Летом тысяча четыреста шестьдесят седьмого года умер бездетным хан казанский Халиль, старший сын Мангутека. Среди карачиев, биков и мурз начались разногласия при выборе нового хана. Одни хотели младшего брата Халиля, хитрого и ловкого Ибрагима; другие, с карачием Абдул-Мумином во главе, хотели царевича Касима, женатого на молодой еще Нур-Султан, вдове брата его Мангутека, матери Ибрагима.

Сеид же, боясь Москвы, склонил ухо к сторонникам Ибрагима и провозгласил его ханом казанским. Так обстояло дело, но Абдул-Мумин не сдавался. Мог он бороться и с самим сеидом. Богаче всех он в Казани, и все купцы и вся знать чтут его, как старшего, а уланы глядят ему в руку, получая хороший бакшиш за всякие услуги.

Чтимее Абдул-Мумина только один сеид. Сеиду сам царь выходит навстречу из хором своих, преклоняет пред ним главу и, стоя, касается почтительно руки его, когда тот еще сидит на коне своем у красного крыльца. Но Абдул-Мумин глядит не на Большую Орду хана Ахмата, а на Москву надеется, поддержку которой обещает ему царевич Касим, любимец великого князя Ивана Васильевича. Союз с богатой Московией считает он более выгодным для торговой Казани, чем союз с Ахматом…

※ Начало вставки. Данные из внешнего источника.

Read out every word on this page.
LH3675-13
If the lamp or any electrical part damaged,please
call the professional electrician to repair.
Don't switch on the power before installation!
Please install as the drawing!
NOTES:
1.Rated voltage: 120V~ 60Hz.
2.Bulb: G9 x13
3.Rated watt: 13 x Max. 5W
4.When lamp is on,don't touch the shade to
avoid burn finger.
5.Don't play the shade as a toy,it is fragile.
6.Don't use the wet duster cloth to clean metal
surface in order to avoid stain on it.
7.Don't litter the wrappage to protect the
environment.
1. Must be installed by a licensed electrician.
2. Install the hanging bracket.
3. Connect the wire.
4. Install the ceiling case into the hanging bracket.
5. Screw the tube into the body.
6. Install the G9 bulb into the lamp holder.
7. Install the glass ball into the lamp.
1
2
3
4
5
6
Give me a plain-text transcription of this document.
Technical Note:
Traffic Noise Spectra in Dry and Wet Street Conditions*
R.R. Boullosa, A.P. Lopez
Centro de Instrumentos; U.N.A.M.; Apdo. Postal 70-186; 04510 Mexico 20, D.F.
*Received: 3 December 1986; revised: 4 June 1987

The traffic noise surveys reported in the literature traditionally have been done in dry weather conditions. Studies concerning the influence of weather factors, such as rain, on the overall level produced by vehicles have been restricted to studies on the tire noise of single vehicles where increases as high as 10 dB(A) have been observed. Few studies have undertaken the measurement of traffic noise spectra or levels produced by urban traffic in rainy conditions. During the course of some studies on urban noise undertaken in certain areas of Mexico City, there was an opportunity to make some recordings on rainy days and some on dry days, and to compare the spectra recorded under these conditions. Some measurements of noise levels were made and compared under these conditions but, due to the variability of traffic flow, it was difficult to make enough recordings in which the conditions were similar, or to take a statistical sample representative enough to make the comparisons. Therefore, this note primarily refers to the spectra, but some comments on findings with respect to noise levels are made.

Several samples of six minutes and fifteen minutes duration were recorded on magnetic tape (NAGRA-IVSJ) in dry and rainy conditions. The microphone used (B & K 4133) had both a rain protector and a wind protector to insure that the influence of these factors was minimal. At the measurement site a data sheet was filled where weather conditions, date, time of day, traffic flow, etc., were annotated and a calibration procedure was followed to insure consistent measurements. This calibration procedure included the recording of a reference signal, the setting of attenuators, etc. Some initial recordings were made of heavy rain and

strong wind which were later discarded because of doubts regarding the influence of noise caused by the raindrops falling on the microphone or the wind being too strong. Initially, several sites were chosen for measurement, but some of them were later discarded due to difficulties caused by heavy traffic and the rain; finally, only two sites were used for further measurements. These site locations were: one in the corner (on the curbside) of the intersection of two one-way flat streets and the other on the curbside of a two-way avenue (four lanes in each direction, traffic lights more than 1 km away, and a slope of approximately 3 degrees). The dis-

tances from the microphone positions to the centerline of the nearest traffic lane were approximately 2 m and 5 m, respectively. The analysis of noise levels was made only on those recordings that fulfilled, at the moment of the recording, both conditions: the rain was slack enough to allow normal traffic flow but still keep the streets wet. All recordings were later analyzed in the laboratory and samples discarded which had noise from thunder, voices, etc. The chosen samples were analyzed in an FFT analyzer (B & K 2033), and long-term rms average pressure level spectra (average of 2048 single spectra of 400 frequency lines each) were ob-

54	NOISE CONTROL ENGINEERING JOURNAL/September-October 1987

Как будто тишина в Казани, а за тишиной этой смута затаилась во всех углах: идет борьба за престол внутри Казани, а со стороны к ней тянется железная и цепкая рука молодого, но уже грозного князя московского. Из всех карачиев один лишь Абдул-Мумин через друга своего, Касима-царевича, знает истинную цену тому, что делает и замышляет Иван Васильевич, и каких сил ратных, казны и богатств накопила Москва.

Но все духовенство, из ненависти к хяурам и по указке сеида, сеет страх среди правоверных, пугая их вмешательством Москвы.

— Нам страшней всего, — проповедуют одни из них, — Москва-хяур! Пусти змею за пазуху — она ужалит тебя в сердце.

— Если мир у нас будет с Русью, — внушают другие, — где мы полоны брать будем, где рабов достанем для всяких работ, для рукоделия всякого: крестьянского, кузнечного, плотничьего, для литья разного, для дела тележного и санного…

— Где девок красных полонить будем, дабы торговать ими с прибылью высокою на базарах шемахинских, персидских, сарайских, индийских и турецких? — говорят третьи.